Background and purpose: Laboratory experiments suggest statins reduce stroke severity and improve outcomes. The Stroke Prevention by Aggressive Reduction in Cholesterol Levels (SPARCL) trial was a placebo-controlled, randomized trial designed to determine whether treatment with atorvastatin reduces strokes in subjects with recent stroke or transient ischemic attack (n=4731). We analyzed SPARCL trial data to determine whether treatment favorably shifts the distribution of severities of ischemic cerebrovascular outcomes.
Methods: Severity was assessed with the National Institutes of Health Stroke Scale, Barthel Index, and modified Rankin Scale score at enrollment (1 to 6 months after the index event) and 90 days poststroke in subjects having a stroke during the trial.

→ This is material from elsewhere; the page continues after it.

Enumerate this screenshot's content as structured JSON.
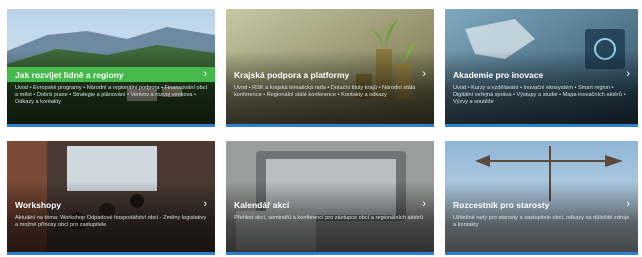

Results: Over 4.9 years, strokes occurred in 576 subjects. There were reductions in fatal, severe (modified Rankin Scale score 5 or 4), moderate (modified Rankin Scale score 3 or 2), and mild (modified Rankin Scale score 1 or 0) outcome ischemic strokes and transient ischemic attacks and an increase in the proportion of event-free subjects randomized to atorvastatin (P<0.001 unadjusted and adjusted). Results were similar for all outcome events (ischemic and hemorrhagic, P<0.001 unadjusted and adjusted) with no effect on outcome hemorrhagic stroke severity (P=0.174 unadjusted, P=0.218 adjusted). If the analysis is restricted to those having an outcome ischemic stroke (ie, excluding those having a transient ischemic attack or no event), there was only a trend toward lesser severity with treatment based on the modified Rankin Scale score (P=0.0647) with no difference based on the National Institutes of Health Stroke Scale or Barthel Index.
Conclusions: The present exploratory analysis suggests that the outcome of recurrent ischemic cerebrovascular events might be improved among statin users as compared with nonusers.